Un participant au bureau national du PS

à franceinfo

Ils sont ainsi plusieurs à faire part de leur désarroi. "On a cru qu'Anne Hidalgo allait s'appuyer sur la primaire pour sortir de la présidentielle par le haut, ou alors pour essayer d'aller gagner, confie un autre socialiste. Maintenant, elle dit qu'elle veut aller au bout sans passer par la primaire. On dit quoi aux gens ? Qu'on a fait marche arrière ?"

"Il n'est jamais trop tard"

La grande clarification n'est donc peut-être pas pour tout de suite. Mais les proches d'Anne Hidalgo savent que le temps est compté. "Les trois semaines qui viennent vont être décisives, les choses vont se cristalliser fin janvier/début février", prédit Yannick Trigance, secrétaire national du PS. Est-il déjà trop tard ? "Il n'est jamais trop tard, tant que le match n'est pas terminé tout est possible", assure ce dernier. Difficile pourtant d'y croire, entre les mauvais sondages et une candidate peu médiatique coincée dans ses contradictions. Dans un article du Monde datant de septembre, ses proches estimaient que "si aucune dynamique n'émergeait en sa faveur d'ici janvier", il serait trop tard. "On n'a pas dit quand en janvier, se défend mollement Patrick Kanner. Peut-être qu'on n'y sera pas fin janvier, je vous le concède… mais il faut se battre."

Le calendrier obsède les socialistes au-delà de la présidentielle. Certains ont aussi les yeux rivés sur les législatives. "Après un échec potentiel à la présidentielle, la deuxième lame c'est les législatives", prévient Rémi Cardon.
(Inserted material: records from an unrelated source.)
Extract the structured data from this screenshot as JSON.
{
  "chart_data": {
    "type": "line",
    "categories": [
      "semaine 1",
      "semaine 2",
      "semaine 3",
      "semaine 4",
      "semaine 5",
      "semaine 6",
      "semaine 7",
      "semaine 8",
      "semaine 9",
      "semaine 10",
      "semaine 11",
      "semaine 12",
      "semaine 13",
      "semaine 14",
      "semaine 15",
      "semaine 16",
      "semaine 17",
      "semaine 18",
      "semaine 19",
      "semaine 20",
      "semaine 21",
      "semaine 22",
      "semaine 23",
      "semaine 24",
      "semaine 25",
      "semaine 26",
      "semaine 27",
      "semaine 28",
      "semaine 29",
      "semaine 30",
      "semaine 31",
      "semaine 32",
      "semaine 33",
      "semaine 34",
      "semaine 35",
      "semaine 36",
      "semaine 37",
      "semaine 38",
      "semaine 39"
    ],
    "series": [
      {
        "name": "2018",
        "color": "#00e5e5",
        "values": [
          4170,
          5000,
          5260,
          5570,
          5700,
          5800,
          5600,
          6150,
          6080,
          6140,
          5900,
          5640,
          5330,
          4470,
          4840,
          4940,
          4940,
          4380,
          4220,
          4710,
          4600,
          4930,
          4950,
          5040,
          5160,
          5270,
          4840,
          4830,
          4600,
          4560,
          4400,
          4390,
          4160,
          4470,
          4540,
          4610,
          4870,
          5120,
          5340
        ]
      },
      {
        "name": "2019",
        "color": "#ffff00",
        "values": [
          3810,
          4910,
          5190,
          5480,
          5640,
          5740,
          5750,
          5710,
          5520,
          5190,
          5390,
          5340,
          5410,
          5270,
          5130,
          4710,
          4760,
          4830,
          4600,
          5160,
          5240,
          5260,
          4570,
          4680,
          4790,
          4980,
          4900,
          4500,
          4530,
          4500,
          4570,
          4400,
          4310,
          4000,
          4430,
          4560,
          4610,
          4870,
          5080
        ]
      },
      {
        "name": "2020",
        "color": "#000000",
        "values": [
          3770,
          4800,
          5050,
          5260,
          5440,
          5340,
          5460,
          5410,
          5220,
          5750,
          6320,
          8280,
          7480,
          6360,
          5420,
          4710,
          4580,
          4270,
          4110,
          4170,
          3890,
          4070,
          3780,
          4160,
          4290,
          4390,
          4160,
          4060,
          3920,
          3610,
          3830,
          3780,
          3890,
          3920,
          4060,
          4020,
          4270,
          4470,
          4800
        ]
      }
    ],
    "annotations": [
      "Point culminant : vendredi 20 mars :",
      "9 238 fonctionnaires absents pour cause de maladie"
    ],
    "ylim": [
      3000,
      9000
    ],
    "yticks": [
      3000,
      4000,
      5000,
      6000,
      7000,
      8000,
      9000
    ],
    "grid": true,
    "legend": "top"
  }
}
"Y aura-t-il un groupe politique à gauche à l'Assemblée nationale ? Je me pose la question et c'est plus qu'une inquiétude".

Rémi Cardon, sénateur PS

à franceinfo

Le sénateur espère que "les deux jambes" de la démocratie française ne seront pas "la droite et l'extrême droite". Mais le porte-parole d'Anne Hidalgo se ressaisit aussitôt : "Rien n'est perdu. On peut aussi créer une dynamique avec une proposition qui créera du débat". Sur le terrain, certains militants n'y croient presque plus. "Je pense qu'on peut oublier la candidature socialiste pour cette présidentielle. Il faut être lucide", souffle une militante.